Mbak Lia pingsan. Diseret keluar sama bodyguard.
Mas Arga jalan balik ke gue. Dia berlutut di depan gue, pegang kedua tanganku. "Maafin Mas, Sayang. Mas gagal jaga lo. Di hari pernikahan kita."
Gue geleng kenceng sambil nangis. "Bukan salah Mas! Salah dia! Salah Clarissa! Kenapa dia jahat banget, Mas? Kenapa dia nggak biarin kita bahagia?"
Mas Arga narik gue ke pelukannya. "Karena dia nggak pernah bahagia, Sayang. Orang yang nggak bahagia, maunya orang lain hancur juga. Tapi denger Mas." Dia ngangkat dagu gue, maksa mata kita ketemu. "Mulai detik ini, perang udah beda. Kemarin Mas masih kasih dia napas karena dia cewek. Sekarang... nggak lagi."
Dia ngeluarin HP, nelpon seseorang. "Pak Kapolres? Arga Pratama. Iya. Tambahin pasal percobaan pembunuhan buat Clarissa. Dia mau bunuh istri saya secara mental. Bukti udah ada. Iya. Saya mau dia busuk di penjara. Nggak pake remisi. Nggak pake kunjungan. Terima kasih."

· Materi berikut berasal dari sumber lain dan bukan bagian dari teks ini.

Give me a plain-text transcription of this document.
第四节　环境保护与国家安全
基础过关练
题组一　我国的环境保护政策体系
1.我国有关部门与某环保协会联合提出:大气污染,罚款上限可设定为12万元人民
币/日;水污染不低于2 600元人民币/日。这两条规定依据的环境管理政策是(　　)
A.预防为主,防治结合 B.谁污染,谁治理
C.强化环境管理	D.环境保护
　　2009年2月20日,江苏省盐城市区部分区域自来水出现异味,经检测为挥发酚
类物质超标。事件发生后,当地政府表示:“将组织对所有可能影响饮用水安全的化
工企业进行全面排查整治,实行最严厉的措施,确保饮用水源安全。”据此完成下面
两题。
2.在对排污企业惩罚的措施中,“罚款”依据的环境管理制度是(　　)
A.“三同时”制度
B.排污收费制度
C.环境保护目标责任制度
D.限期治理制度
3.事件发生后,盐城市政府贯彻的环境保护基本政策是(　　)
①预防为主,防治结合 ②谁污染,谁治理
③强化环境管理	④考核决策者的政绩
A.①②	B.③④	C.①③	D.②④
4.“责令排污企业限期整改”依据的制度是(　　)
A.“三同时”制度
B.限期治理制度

Telepon ditutup. Mas Arga nunduk, nyium kening gue lama banget. "Udah ya, Sayang. Jangan nangis lagi. Air mata lo mahal. Jangan dibuang buat sampah kayak dia."
Gue meluk dia erat. "Mas... aku takut. Gimana kalo videonya udah kesebar?"
Dia ngusap punggungku. "Kalo kesebar, Mas beli semua server internet di Indonesia. Mas bakar. Mas bikin dunia gelap kalo perlu. Asal nama lo bersih. Asal lo nggak kenapa-kenapa."
Gila. Om-om ini kalo bucin udah nggak ada obatnya. Tapi justru itu yang bikin gue ngerasa aman.
"Mas," bisikku. "Aku nggak mau tunda lagi malam pertama. Aku takut... takut besok ada masalah lagi. Aku mau sekarang. Sama Mas. Biar Clarissa tau, dia nggak bisa ngancurin kita."
Mas Arga diem. Nafasnya berat. Dia natap gue dalem-dalem. "Lo yakin, Sayang? Setelah ini? Lo nggak trauma?"
Gue ngangguk, senyum sambil nangis. "Yakin. Karena yang nyentuh aku Mas. Bukan kamera. Bukan Clarissa. Mas Arga. Suami aku."
Mas Arga merem, narik napas panjang. Pas buka mata lagi, sorotnya beda. Lembut, tapi ada api. "Kalo gitu..." Dia gendong gue lagi, tapi kali ini direbahin pelan-pelan ke ranjang. "Pintu gue kunci. HP gue matiin. Elang gue suruh jaga 1 lantai full. Nggak ada Clarissa. Nggak ada kamera. Nggak ada dunia."
Dia naikin badannya ke atas ranjang, ngurung gue di antara dua lengannya. "Cuma ada Mas... sama Sayang."
Dan detik itu, gue tau. Perang sama Clarissa baru aja dimulai. Tapi perang di ranjang... juga baru dimulai. Dan gue siap. Karena gue Nyonya Arga Pratama. Dan nggak ada yang bisa ngancurin ratu di kerajaannya sendiri.